I just reworded your post a little bit so you can see that you already knew the answer to your thread title.

Uber will still take home a few dollars because most of you will CONTINUE TO not make a penny on a trip.


----------



## 14gIV (Dec 12, 2015)

Hi Rich Brunelle not even in your city of San Leandro CA does uber keep more than Uber Driver Partners.. uber only keeps 20% (unless you're a noob they keep only 25%)


----------



## Rich Brunelle (Jan 15, 2015)

renbutler said:


> You aren't listening to anybody.
> 
> I do indeed calculate my costs over many, many months. My maintenance records go back a decade. I appraise my vehicles on edmunds.com the first of every month, separating the mileage-based depreciation from the depreciation based on other factors (demand, model year, etc.). Gas prices are erratic, so I use a shorter term to determine the average gas price per mile.
> 
> ...


I am listening to you, and I commend you for actually doing the research to acquire the numbers necessary to do your calculations. I hope you realize you are but one of 100 thousand that has actually done so. New drivers tend to believe Uber Logic that says "Your car costs less," when Uber should not use less than the government figures for their calculations regardless of a driver's car performance. I appreciate your response because it demonstrates somebody else working the numbers rather than falling for the B.S. floating around out here. But, the last line says it all. Why should Uber pay less when I am allowed to write off more?


----------



## Rich Brunelle (Jan 15, 2015)

14gIV said:


> Hi Rich Brunelle not even in your city of San Leandro CA does uber keep more than Uber Driver Partners.. uber only keeps 20% (unless you're a noob they keep only 25%)

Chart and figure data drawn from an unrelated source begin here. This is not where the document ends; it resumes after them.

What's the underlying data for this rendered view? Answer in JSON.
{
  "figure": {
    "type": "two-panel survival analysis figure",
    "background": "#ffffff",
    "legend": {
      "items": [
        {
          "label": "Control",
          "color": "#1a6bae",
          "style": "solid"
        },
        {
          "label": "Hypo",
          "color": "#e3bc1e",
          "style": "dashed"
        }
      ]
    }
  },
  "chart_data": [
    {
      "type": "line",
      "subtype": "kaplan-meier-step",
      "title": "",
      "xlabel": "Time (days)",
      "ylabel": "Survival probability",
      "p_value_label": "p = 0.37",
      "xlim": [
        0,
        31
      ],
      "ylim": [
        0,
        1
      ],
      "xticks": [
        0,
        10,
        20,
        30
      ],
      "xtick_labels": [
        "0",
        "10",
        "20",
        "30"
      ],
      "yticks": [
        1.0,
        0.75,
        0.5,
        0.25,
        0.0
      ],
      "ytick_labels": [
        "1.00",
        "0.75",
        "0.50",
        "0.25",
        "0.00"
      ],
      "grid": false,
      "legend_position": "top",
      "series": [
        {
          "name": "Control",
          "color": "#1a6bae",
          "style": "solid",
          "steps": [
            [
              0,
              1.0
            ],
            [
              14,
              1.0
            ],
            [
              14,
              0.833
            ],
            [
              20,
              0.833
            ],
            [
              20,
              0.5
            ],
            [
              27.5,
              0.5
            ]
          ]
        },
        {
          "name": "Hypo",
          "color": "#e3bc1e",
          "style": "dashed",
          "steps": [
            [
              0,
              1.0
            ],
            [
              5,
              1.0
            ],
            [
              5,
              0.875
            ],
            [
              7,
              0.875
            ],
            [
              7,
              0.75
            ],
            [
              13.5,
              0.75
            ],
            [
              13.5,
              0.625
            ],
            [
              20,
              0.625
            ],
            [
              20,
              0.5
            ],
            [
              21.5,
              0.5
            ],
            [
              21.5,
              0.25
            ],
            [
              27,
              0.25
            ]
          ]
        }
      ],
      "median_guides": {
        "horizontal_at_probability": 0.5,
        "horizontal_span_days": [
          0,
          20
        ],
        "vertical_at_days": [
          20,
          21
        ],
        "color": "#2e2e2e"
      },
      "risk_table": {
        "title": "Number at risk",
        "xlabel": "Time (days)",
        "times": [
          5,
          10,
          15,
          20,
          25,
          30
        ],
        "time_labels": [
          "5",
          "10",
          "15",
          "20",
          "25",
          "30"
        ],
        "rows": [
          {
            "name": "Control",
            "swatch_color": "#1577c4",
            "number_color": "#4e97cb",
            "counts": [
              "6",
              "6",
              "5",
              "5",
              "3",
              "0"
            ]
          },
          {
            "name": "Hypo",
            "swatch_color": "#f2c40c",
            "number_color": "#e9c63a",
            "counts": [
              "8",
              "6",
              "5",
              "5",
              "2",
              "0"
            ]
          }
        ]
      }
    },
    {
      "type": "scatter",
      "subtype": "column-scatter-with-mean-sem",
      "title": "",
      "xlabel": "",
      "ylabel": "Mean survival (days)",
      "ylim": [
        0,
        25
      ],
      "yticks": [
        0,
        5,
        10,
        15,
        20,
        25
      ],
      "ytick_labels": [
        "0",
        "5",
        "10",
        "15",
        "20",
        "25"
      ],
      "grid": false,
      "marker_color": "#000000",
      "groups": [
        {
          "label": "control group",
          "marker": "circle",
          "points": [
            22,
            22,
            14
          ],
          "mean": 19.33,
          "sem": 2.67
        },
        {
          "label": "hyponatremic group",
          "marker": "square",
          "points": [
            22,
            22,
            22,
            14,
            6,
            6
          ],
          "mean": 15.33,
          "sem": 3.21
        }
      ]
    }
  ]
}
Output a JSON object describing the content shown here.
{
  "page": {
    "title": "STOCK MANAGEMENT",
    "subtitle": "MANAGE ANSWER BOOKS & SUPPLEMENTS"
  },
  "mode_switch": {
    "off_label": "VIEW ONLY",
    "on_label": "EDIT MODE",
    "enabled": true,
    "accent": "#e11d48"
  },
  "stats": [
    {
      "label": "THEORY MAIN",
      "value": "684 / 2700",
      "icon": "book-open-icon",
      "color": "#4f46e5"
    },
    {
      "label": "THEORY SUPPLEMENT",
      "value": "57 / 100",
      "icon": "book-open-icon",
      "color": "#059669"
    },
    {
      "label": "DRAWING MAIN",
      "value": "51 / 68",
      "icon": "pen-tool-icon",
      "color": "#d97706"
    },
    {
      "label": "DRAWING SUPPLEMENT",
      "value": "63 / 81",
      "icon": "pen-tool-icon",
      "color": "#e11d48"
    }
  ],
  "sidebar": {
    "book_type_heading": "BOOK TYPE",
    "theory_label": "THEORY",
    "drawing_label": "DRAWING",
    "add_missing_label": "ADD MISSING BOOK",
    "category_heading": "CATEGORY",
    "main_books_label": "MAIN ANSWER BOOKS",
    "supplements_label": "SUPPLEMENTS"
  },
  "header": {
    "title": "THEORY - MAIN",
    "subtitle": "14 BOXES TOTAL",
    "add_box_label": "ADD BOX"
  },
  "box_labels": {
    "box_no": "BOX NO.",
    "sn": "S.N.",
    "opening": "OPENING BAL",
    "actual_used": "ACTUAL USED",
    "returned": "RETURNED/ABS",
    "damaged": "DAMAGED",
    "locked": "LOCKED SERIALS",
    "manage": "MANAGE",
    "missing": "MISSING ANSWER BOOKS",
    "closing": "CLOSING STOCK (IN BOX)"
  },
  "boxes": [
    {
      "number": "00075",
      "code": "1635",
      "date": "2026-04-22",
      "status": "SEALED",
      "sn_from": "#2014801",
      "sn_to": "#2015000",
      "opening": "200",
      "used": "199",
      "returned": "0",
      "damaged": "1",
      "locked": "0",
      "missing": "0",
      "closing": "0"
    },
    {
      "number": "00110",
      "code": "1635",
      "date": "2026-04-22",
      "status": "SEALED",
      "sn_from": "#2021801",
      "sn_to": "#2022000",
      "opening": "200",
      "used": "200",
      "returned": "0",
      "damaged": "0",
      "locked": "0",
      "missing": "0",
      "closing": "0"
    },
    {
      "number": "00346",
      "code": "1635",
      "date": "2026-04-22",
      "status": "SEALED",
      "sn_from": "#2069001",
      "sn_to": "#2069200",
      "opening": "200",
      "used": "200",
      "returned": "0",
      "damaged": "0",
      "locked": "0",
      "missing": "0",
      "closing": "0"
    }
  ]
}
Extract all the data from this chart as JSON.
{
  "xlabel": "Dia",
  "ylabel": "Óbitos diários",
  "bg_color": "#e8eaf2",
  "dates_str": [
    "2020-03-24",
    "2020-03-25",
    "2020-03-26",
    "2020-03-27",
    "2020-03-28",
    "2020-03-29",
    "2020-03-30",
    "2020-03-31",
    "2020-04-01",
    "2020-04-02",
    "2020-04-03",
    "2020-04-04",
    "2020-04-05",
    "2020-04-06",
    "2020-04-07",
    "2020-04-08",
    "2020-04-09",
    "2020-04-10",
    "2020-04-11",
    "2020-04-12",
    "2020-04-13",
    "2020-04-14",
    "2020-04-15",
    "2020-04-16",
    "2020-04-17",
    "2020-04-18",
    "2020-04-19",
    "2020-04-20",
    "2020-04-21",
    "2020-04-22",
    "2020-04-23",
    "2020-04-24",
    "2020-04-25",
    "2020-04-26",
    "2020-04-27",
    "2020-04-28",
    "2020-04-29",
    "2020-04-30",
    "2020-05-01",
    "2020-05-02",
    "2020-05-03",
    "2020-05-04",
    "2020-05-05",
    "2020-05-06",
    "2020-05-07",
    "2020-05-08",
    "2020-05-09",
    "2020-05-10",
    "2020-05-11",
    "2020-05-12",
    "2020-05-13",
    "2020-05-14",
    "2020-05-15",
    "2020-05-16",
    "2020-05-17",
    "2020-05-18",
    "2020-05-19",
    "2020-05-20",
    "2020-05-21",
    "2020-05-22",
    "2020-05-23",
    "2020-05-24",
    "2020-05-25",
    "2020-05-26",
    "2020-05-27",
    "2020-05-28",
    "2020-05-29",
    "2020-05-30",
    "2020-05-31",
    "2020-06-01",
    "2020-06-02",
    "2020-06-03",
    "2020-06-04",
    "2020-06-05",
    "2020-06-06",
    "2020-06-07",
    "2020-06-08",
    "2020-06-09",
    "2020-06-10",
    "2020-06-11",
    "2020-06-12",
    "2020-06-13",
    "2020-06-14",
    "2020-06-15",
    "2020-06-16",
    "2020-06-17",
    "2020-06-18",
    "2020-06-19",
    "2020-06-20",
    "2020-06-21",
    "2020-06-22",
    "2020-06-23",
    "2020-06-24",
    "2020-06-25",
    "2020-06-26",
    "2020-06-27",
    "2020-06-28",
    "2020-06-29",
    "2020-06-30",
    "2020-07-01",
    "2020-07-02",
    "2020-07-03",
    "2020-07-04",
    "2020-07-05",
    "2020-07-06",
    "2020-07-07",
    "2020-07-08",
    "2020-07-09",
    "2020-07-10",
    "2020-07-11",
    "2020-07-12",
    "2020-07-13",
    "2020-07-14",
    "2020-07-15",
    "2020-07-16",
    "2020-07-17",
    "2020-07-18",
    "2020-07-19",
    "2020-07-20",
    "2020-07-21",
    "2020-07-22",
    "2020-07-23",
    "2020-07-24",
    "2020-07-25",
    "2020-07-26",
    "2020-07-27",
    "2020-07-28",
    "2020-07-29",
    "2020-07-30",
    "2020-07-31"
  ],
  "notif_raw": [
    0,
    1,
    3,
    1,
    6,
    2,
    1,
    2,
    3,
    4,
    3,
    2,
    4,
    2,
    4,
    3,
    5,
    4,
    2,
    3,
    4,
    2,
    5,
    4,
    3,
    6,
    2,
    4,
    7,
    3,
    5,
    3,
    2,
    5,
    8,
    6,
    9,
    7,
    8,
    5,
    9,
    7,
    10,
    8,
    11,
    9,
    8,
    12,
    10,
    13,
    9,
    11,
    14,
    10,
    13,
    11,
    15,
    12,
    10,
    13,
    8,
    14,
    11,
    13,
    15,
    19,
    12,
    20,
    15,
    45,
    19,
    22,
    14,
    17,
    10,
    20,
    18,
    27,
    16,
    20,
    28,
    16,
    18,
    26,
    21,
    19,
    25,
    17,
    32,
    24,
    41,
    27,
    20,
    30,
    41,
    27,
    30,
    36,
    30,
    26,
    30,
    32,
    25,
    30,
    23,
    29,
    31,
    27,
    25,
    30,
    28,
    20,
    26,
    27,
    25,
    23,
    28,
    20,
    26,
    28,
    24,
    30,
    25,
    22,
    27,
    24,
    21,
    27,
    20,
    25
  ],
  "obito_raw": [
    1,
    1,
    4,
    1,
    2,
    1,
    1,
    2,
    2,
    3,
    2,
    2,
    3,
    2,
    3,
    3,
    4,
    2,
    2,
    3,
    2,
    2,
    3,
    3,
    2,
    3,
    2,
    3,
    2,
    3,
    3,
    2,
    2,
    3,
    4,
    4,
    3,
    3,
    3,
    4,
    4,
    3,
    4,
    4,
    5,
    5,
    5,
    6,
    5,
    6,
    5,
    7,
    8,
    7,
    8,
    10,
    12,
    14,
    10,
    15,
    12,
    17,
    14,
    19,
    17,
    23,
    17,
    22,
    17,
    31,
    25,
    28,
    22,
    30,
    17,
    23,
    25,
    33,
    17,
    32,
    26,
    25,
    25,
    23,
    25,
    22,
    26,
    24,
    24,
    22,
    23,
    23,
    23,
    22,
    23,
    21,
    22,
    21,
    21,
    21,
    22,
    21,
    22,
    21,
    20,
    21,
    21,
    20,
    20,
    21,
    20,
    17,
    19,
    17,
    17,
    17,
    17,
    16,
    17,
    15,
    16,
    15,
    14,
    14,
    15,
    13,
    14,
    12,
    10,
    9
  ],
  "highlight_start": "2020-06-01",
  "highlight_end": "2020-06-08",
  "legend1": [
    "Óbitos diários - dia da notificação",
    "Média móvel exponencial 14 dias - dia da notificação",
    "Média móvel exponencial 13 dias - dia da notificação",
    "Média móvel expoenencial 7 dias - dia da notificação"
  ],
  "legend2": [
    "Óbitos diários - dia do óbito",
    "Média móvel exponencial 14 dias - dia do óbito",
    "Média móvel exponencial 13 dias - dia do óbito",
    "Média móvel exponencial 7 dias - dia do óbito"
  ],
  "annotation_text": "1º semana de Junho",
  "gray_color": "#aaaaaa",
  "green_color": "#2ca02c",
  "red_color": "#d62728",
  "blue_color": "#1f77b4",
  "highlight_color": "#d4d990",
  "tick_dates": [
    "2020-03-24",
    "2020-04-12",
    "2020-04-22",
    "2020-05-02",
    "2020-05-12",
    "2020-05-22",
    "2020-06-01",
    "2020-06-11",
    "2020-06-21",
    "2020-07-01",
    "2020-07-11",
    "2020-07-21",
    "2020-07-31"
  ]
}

Actually Uber does keep more than the drive's %age. Don't you find it interesting that Uber reduced driver rates, then turned around and increased the now, "booking fee?"


----------



## Rich Brunelle (Jan 15, 2015)

SEAL Team 5 said:


> I just reworded your post a little bit so you can see that you already knew the answer to your thread title.
> 
> Uber will still take home a few dollars because most of you will CONTINUE TO not make a penny on a trip.


Thank You!


----------



## renbutler (Jul 25, 2015)

Rich Brunelle said:


> Why should Uber pay less when I am allowed to write off more?


Because our expenses are _our _concern, not theirs. They just need to ensure that they have an appropriate supply of drivers to meet the demand. And if they can accomplish that while paying the current low rates, it makes business sense to do so.

I certainly won't drive at regular uberX rates (I drive only uberXL and the rare uberX surges). But enough people do, so we're stuck with these rates.


----------